Yugi était assis sur sa chaise, devant son bureau, une quantité effrayante de livre et de travaux de révision ouverts dessus. Il tourna sa chaise pour être dos à ses travaux et prit son téléphone, un sourire niait aux lèvres, heureux de pouvoir parler à sa petite amie.
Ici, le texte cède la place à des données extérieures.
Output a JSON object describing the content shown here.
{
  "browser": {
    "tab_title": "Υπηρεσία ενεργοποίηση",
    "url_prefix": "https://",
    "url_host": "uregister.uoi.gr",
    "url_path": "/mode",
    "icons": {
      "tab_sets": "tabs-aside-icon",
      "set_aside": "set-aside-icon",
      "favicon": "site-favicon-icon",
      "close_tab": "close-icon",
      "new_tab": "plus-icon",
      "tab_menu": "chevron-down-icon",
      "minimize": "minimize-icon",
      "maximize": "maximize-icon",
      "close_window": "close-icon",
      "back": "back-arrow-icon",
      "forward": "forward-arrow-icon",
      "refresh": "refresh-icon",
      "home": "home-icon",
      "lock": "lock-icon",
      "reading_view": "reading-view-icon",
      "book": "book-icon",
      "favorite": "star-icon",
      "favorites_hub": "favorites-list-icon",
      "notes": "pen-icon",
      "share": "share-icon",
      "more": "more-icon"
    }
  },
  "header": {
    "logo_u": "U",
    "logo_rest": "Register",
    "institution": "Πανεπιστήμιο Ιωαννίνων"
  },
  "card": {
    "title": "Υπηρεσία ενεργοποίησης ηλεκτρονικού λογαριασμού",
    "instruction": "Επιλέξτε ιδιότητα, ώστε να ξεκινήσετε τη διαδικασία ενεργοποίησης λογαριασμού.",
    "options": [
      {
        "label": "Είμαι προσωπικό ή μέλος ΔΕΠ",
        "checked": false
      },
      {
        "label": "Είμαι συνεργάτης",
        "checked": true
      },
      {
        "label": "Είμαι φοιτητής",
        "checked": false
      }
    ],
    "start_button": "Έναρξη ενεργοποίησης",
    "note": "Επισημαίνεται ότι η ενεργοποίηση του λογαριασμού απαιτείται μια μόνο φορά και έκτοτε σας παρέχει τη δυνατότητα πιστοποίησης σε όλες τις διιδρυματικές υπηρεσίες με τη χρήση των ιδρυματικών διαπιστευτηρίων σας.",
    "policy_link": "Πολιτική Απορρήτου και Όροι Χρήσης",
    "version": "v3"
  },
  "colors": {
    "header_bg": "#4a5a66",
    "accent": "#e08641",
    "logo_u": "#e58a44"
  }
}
Il tapa le numéro d'Anzu tout en regardant l'heure.
« -Hummm... 22 heures, déjà? Bon, pas grave, on ne parlera pas longtemps.
-Salut Yugi! Comment ça va?
-Anzu! Je suis contant de te parler! Alors, comment s'est passée ta journée?
-Oh, et bien, très bien! En faite, j'ai... »
Les deux amoureux parlèrent comme ça pendant plusieurs heures. Malgré même que Salomon est venu pour convaincre Yugi d'aller dormir, rien n'y faisait. « Il est amoureux. » Se disait simplement son grand-père avant d'aller lui-même se coucher.
« -Alors, j'ai appelé Mai pour lui dire que... Yug? Yugi, tu m'écoutes?
-Hunnn..? O-Oui oui... continue, dit Yugi dans un long bâillement.
-Yugi.. T'es épuisé. Va dormir, ok? On va parler demain.
-Non... C'est bon, je... Hun...
-Aller, bonne nuit mon Yugi.
- Hunnn 'nuit.. »
Anzu raccrocha le téléphone avant Yugi, celui-ci étant trop fatigué pour réagir rapidement. Il se leva doucement de sa chaise de bureau pour se diriger vers son lit. Alors qu'il se changeait, il jeta un autre coup d'œil à l'heure. « 2h17 du matin..? Merrrrde... ». Yugi se coucha donc sur son lit, sans pyjamas, car il avait abandonné de se changer, et s'endormit en moins de temps qu'il ne lui a fallu pour retirer son chandail.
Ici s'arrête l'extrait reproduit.